The Obama administration "refused" to take meaningful steps to reform the banking system in the wake of last year's financial crisis, and the opportunity to do so has now been missed, says a former chief economist for the International Monetary Fund.
Simon Johnson told PBS's Bill Moyers that he expects an even larger financial crisis to hit the United States in the coming years because the system was not fixed through reform, but rather through a massive injection of taxpayers' money into the failing banks.
"The short term opportunity was missed," Johnson said on Bill Moyers Journal Friday night. "There was an opportunity the Obama administration had. President Obama campaigned on a message of change. ... The time for change for the financial sector was absolutely upon us, this was abundantly apparent in January of this year."
Johnson continued: "Rahm Emanuel, the president's chief of staff, is known for saying 'Never let a good crisis go to waste.' The crisis for the big banks is substantially over. And it was completely wasted. The administration refused to break the power of the big banks when they had the opportunity earlier this year. And the regulatory reforms they are now pursuing ... will turn out to be essentially meaningless."
Johnson said that the bank bailout would not fix the long-term instability of the financial sector, and "when
comes back, it will come back with a vengeance, and it will be I think even more devastating."
The government's policy towards the financial crisis amounts to "socialism for the big banks," US House Rep. Marcy Kaptur (D-OH) told Moyers and Johnson. "They've basically taken their mistakes and they've put it on the taxpayer ... that's socialism, that's not capitalism."
Kaptur has become something of a crusader for homeowners' rights in the wake of the housing crisis, as well as a major critic of US banks. Moyers played a clip of her giving a speech this past January in which she urged homeowners to ignore eviction notices and become "squatters in own homes" if they need to.
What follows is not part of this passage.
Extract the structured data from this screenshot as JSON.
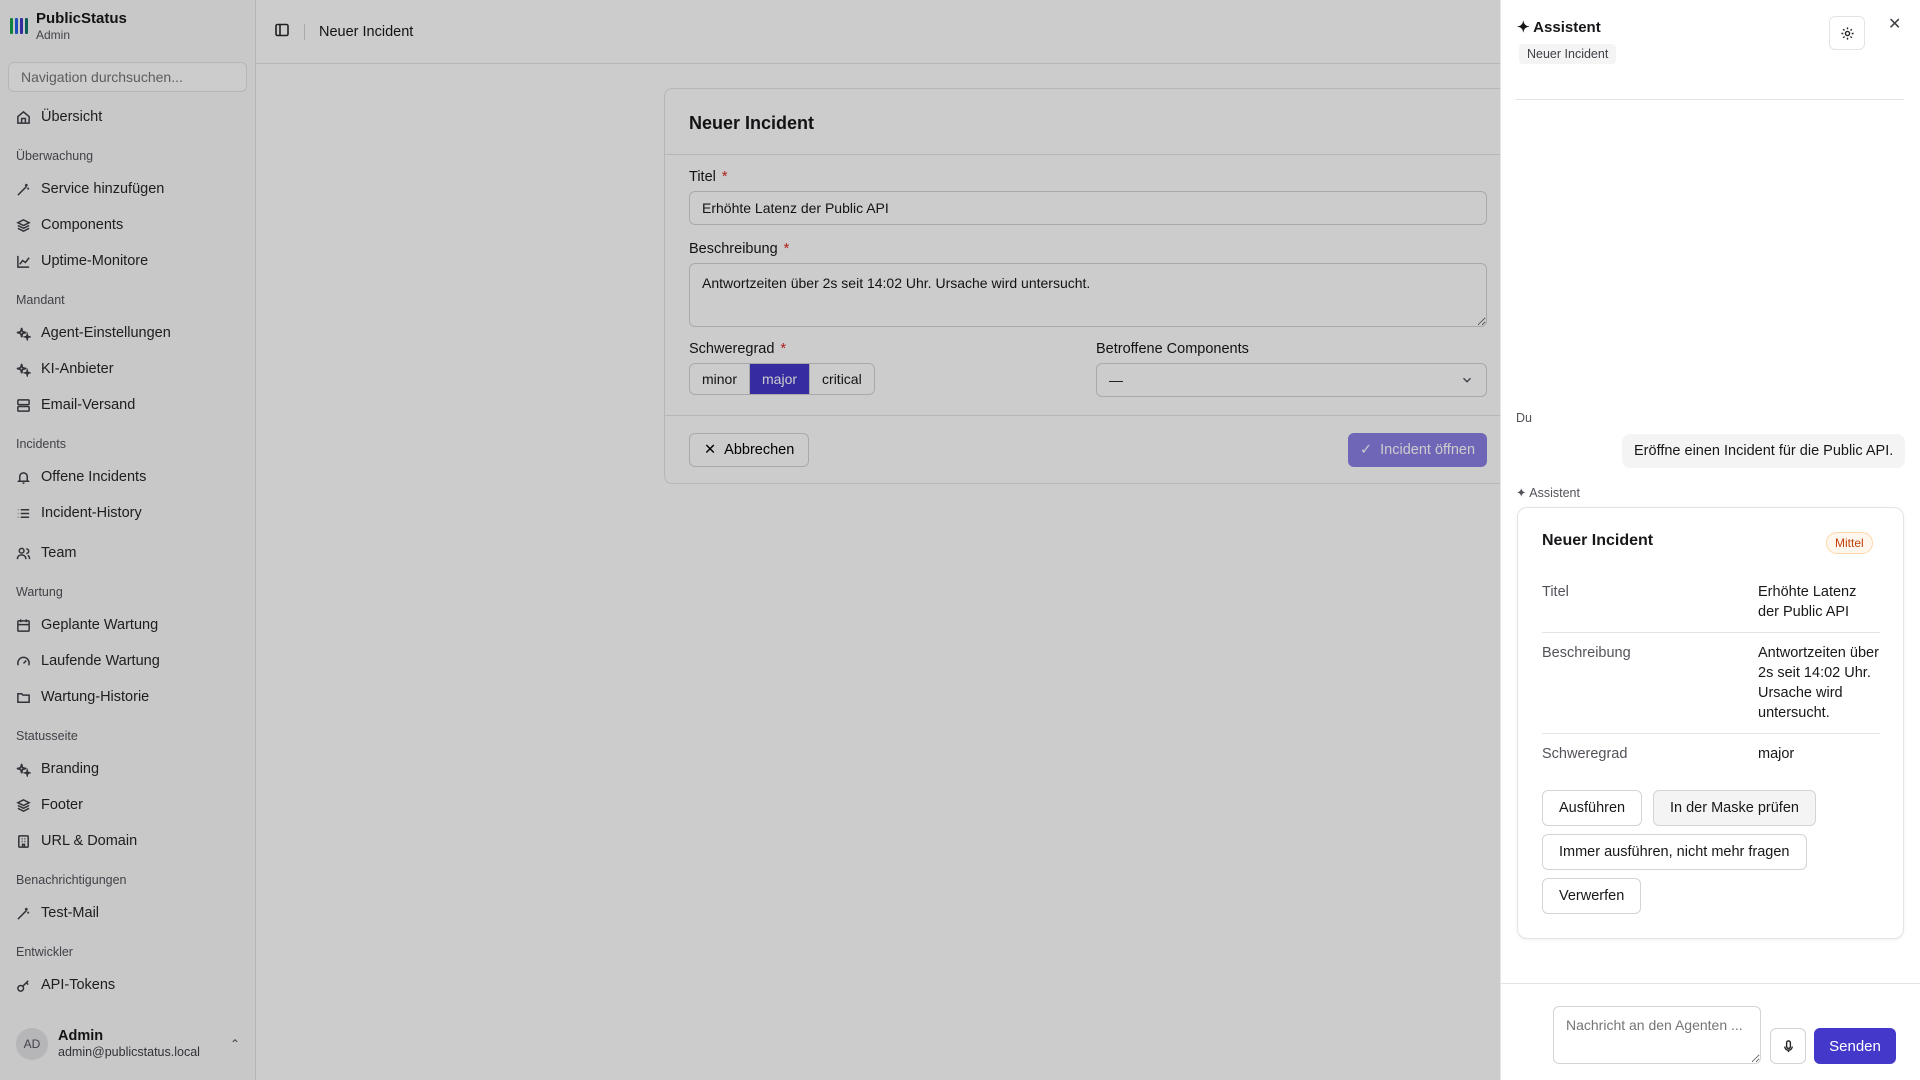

So why should any American citizen be kicked out of their homes in this cold weather? ... Don't leave your home. Because you know what? When those companies say they have your mortgage, unless you have a lawyer that can put his or her finger on that mortgage, you don't have that mortgage, and you are going to find they can't find the paper up there on Wall Street. So I say to the American people, you be squatters in your own homes. Don't you leave. In Ohio and Michigan and Indiana and Illinois and all these other places our people are being treated like chattel, and this Congress is stymied.
Kaptur recounted an anecdote about inviting representatives of investment bank JPMorganChase, the largest forecloser of homes in Kaptur's Ohio district, to a meeting, and then waiting around all day as no one from JPMorganChase showed up -- until nearly the end of the day.